Sayın Bakan, ben bu konuyla ilgili olarak bir başka konuya gelmek istiyorum. Sizin Türk Standartları Enstitüsüyle ilgili Sayıştay raporunda ilginç bir iki bölüm var. Bunlardan bir tanesi, doğal gaz dağıtım şirketlerine verilen "güvence bedeli" adı altında ödeme meselesi. Şimdi, Sayıştay raporunda güvence bedelinin dayanağını düzenleyen Doğal Gaz Piyasası Dağıtım ve Müşteri Hizmetleri Yönetmeliği'nin 39'uncu maddesinden kaynaklı bir uygulama var. Kamu ve özel, herkesten alınan güvence bedelini kamu kurum ve kuruluşlarının ödemesi abesle iştigal bir durum. Bunu yönetmelikte yapacağınız bir düzenlemeyle düzeltmeniz mümkünken milyonlarca lira özel şirketlere kaynak aktarma, bir nevi, bir yönetmelikte var olan bir hükmü değiştirmeyerek oraya doğrudan kaynak aktarmaya neden oluyorsunuz. Aynı şey, güvence bedeli, vatandaş açısından su ve elektrikte de var. Yani vatandaş korumasız. Güvence bedelini şirkete veriyorsunuz yaptığınız sözleşmeyle. İşte, 2 tane madde var burada, 5018 sayılı Kamu Mali Yönetimi ve Kontrolü Kanunu 33'üncü maddesinde güvencelendirilmiş zaten. Şimdi, bu konu Sayıştay raporlarıyla da size gelmiş bir konu, çözüm bekleyen bir konu.

Bir diğer önemli konu, zamanımız giderek daraldığı için, ben özellikle Şeker Kurumunun Türkiye'nin çıkarlarına mı çalıştığını, yoksa yabancı kurumların çıkarına mı çalıştığını 2002'li yıllardan, 2003'ten bu yana hep merak ederim. 2001'de kuruldu zaten Şeker Kurumu dediğimiz kurum.
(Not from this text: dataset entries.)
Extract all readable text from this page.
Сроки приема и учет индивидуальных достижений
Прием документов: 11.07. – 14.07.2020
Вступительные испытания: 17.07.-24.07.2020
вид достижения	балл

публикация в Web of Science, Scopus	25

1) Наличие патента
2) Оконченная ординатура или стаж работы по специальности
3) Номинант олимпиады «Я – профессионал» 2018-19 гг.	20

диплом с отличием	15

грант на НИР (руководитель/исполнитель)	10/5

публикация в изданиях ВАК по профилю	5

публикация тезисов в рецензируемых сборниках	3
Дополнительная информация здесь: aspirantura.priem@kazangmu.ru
Şimdi, bir bakıldığı zaman, nişasta bazlı şeker üretimini yapan firmaların Türkiye'deki ağırlığı, yani koruması, Türkiye'deki pancar üreticisine, Türkiye'deki tarım sektörüne büyük zarar veriyor. AB ülkelerinin nişasta bazlı şeker kotaları ortalamasına bakıldığında, pancar şekeri üreten ülkelerde nişasta bazlı şeker üretimine verilen izin oranı yüzde 2-3 ile sınırlı iken Fransa ve İngiltere'de 0, Almanya'da yüzde 1,92, Türkiye'de ise kanunla belirlenen bu oran toplam şeker üretiminin neredeyse yüzde 10'u. Yakında yine yüzde 25 kota artırıldı...

MEHMET ALİ SUSAM (İzmir) - 10'du, yüzde 50 artırımla yüzde 15 oldu.

BİLİM, SANAYİ VE TEKNOLOJİ BAKANI FİKRİ IŞIK (Kocaeli) - 50 artırılmadı, 35'ten 25'e çekildi.

İZZET ÇETİN (Ankara) - Sürekli artırılıyor. Bakınız, nişasta bazlı şeker kotalarındaki bu artırımdan, on iki yıllık iktidar döneminizdeki artıştan ülkemizin zararı, 2,5 milyon tonluk şekerin üretilememesi, 320 bin hektar alanda pancar tarımı yapılamaması, 4,4 milyar dolarlık katma değer kaybı, 80 bin tarım işçisinin işini kaybetmesi, 6,3 milyon ton küspenin, 840 bin ton melasın üretilememesi gibi ekonomiye büyük zararlar veriyor. Öte yandan -yani burada rakamlara ben tekrar değinmek istemiyorum ama- bu konuya ilişkin de, nişasta bazlı şekerler ve sağlık boyutuyla ilgili Sayıştay raporları da var. Bu konuya ilişkin Sayıştay Başkanlığı Şeker Kurumu 2002 Raporu'na baktığınız zaman, şeker talebinin yurt içi üretimle karşılanmasında bir sorun bulunmadığı... Bu durum Danıştay kararlarında açıkça belirtilmekte. 2011-2012 pazarlama yılına devreden toplam şeker stokunun 534.057 ton düzeyinde olmasına karşın, Bakanlığa kotanın artırılması yönünde görüş bildirerek rakip üreticiler arasındaki dengenin pancardan üretim yapanlar aleyhine bozulmakta olduğu belirtilmektedir. Raporun tamamını okumuyorum.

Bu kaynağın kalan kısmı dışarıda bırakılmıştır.